We incorporate these into the expected value formula: \[E = (15 \times \text{Probability of Doublet}) + (12 \times \text{Probability of Sum 9}) - (6 \times \text{Probability of Other Outcomes})\]By calculating each part using the probabilities found, and then summing the results, we arrive at the expected loss of Rs. 0.50, as shown in the original solution. Understanding expected value allows us to grasp not just what can happen, but what's most likely to happen over the long term.

Combinatorics is the study of counting, arrangement, and combination principles. In the context of this dice rolling exercise, it is used to determine the number of possible outcomes for given events such as rolling the same numbers on both dice or reaching a sum of 9. To understand how we calculate these:

• A doublet occurs when both dice display the same number. Here, each of the six faces can pair with its identical twin, resulting in six doublets: (1,1), (2,2), (3,3), etc.
• To find rolls that total 9, we consider all two-dice pairs adding to that sum: (3,6), (4,5), (5,4), and (6,3).

Combinatorics helps confirm that each calculation is not only accurate but also comprehensive, as it covers every scenario where these conditions are met without repetition or omission. This foundation is crucial in correctly calculating probabilities for the expected value.

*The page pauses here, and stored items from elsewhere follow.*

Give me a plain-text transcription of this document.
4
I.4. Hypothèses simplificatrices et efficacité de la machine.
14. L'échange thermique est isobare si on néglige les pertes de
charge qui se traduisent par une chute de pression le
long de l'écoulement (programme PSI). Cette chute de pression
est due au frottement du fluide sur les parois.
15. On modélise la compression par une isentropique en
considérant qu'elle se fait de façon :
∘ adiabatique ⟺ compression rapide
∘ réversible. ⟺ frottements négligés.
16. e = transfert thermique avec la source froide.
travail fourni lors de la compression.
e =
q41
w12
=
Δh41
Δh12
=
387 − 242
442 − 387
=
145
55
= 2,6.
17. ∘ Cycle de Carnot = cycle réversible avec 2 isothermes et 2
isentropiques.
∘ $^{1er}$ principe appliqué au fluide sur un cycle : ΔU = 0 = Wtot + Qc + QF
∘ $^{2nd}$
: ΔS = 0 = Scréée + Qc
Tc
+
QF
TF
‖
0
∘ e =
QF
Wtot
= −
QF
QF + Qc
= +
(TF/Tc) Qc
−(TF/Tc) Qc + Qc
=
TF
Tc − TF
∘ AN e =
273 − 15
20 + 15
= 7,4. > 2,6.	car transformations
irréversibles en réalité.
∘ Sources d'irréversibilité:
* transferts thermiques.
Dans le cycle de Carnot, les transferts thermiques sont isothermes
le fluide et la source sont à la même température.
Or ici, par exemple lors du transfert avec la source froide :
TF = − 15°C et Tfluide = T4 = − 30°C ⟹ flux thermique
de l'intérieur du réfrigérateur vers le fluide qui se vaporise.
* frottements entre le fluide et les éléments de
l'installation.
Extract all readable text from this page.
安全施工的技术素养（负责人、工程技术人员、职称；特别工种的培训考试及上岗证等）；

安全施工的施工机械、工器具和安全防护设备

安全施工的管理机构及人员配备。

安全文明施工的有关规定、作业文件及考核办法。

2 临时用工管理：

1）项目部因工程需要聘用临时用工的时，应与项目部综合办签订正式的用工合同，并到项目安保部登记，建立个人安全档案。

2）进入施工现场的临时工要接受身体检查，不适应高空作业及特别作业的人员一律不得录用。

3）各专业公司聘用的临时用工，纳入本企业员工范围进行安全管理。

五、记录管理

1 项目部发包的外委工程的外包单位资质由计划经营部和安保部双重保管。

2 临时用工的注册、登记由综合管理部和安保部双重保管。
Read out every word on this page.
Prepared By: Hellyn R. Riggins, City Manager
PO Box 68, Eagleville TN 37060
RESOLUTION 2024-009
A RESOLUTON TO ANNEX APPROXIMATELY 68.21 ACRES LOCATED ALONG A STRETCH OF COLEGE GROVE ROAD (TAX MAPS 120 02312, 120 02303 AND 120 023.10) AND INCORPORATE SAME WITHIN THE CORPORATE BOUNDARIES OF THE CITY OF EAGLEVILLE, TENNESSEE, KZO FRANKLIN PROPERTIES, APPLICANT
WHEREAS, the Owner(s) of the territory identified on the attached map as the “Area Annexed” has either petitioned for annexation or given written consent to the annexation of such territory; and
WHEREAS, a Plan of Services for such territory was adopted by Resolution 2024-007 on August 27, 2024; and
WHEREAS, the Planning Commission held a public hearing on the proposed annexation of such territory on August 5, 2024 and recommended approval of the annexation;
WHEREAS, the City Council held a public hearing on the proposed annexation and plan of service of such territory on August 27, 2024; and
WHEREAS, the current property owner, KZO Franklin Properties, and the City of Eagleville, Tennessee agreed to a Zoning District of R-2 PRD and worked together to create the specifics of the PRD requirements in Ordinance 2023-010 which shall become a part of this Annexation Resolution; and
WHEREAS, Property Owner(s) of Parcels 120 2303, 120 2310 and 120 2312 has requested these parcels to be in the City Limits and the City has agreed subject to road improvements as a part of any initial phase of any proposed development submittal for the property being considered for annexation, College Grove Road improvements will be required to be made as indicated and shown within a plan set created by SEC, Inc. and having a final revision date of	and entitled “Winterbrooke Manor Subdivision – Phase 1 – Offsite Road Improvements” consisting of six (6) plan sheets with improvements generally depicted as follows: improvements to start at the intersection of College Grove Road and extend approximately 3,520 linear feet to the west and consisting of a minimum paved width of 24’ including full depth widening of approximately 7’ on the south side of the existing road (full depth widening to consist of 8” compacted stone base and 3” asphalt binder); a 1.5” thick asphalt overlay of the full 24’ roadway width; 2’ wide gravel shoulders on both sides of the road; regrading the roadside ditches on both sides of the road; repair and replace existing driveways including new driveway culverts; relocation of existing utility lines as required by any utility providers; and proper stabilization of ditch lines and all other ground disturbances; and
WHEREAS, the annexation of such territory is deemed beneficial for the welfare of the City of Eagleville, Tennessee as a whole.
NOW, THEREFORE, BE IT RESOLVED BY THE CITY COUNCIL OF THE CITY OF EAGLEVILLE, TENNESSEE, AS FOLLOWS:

Probability calculations form the backbone of assessing potential outcomes when two dice are rolled. Each event, such as rolling a doublet, depends on identifying the count of favorable outcomes divided by the total possible outcomes.Here's how these probabilities are calculated:

• For doublets, 6 outcomes out of 36 yield the same number, giving a probability of \( \frac{1}{6} \).
• For a sum of 9, 4 outcomes are possible, providing a probability of \( \frac{1}{9} \).
• The remaining outcomes neither fit these categories, accounting for 26 possibilities, reflecting a probability of \( \frac{13}{18} \).

These precise calculations allow us to multiply probabilities with their respective rewards or penalties in the expected value computation. The accuracy of these probabilities ensures our understanding of potential gains or losses is realistic and repeatable.